Banks forgive 2.5 bln euros of corporate NPLs in 2016


Greek banks wrote off nonperforming loans totaling 2.5 billion euros last year, a new record, while senior bank officials say that this year write-offs will rise even higher, exceeding 3 billion, making cancellations one of the credit sector’s main weapons in its ongoing battle to reduce the amount of bad loans in its portfolios.

According to their commitments to the eurozone’s Single Supervisory Mechanism, local lenders will have to reduce their nonperforming credit exposure from 108 billion euros today to 65 billion at the end of 2019. This target of a 43 percent reduction is quite ambitious.

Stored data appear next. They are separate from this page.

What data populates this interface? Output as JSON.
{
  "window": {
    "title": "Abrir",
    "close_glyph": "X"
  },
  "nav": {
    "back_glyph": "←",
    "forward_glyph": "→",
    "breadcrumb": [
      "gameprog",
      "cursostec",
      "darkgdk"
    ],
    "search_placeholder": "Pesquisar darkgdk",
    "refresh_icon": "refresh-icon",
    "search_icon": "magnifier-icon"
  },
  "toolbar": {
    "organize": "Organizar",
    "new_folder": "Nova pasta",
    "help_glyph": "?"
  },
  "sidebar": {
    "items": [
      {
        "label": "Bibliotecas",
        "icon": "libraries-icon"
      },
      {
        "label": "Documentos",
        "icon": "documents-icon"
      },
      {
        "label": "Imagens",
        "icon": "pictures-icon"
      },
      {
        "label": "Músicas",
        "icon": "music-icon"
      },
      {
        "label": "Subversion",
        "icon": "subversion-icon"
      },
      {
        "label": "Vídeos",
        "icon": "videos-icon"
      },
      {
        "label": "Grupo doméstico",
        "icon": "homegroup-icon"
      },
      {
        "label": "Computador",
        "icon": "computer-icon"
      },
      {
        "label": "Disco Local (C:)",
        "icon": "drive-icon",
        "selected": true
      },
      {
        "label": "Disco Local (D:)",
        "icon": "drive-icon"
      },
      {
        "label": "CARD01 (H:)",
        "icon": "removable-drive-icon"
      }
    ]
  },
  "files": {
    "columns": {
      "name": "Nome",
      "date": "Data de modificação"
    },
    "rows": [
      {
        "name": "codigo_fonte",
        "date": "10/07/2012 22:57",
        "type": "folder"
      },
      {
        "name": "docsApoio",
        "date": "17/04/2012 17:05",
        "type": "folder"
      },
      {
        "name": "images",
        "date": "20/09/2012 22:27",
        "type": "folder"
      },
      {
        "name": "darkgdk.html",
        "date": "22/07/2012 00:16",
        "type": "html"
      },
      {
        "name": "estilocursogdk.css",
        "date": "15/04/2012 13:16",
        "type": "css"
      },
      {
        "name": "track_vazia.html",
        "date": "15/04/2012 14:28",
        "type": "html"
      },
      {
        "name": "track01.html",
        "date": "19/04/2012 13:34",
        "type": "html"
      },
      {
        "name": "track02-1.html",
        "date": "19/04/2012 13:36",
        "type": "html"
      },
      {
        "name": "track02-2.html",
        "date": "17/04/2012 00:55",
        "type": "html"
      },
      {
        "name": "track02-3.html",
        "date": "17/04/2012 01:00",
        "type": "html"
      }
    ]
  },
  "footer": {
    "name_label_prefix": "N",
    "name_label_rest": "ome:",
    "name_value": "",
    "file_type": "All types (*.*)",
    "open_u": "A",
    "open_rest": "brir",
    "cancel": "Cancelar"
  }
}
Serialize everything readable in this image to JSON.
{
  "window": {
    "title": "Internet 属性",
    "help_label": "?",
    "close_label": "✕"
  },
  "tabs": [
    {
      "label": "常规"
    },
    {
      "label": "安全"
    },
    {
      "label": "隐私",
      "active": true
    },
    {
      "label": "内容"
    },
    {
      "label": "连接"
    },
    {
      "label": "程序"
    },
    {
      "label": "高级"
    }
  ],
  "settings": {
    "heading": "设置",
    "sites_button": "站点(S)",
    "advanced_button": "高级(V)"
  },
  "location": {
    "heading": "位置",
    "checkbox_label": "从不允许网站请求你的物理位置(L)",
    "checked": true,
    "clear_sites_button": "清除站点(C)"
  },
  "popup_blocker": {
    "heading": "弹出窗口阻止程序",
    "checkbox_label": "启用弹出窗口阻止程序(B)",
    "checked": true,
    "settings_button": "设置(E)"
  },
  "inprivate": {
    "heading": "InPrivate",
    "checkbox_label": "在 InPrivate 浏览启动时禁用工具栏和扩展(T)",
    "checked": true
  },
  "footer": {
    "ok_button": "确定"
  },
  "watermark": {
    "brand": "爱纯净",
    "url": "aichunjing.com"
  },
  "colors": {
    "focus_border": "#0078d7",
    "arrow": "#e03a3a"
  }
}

The banks’ planning provides for about half of that reduction to come in the form of write-offs, 30 percent through loan restructuring and the rest by way of selling bad loans to third parties.

Senior bank officials note that the target of NPL reduction set by the SSM was exceeded in the last quarter of 2016, creating a safety cushion in the process. However, this was cancelled out at the start of the year as the continued delays in the completion of the bailout review and the ensuing uncertainty led to the creation of fresh NPLs. Banks estimate that nonperforming loans increased by 1 billion euros in January, while no improvement was noted last month either. This raises the prospect of banks losing the cushion they had created in the latter half of 2016 and missing their target for Q1 of 2017.

Besides the concerns about a new fiscal derailment, the increase in bad loans is also due to high expectations as regards the new extrajudicial mechanism for the settlement of debts: A large number of borrowers have rejected the banks’ proposals for the restructuring of their debts in the hope that better terms will be introduced.

Many believe that their debts will be written off.

Credit sector officials note that significant ground has been lost due to the bailout review delay, but add that some of it could be recovered if the talks are swiftly concluded and Greece enters the European Central Bank’s bond-buying program (QE).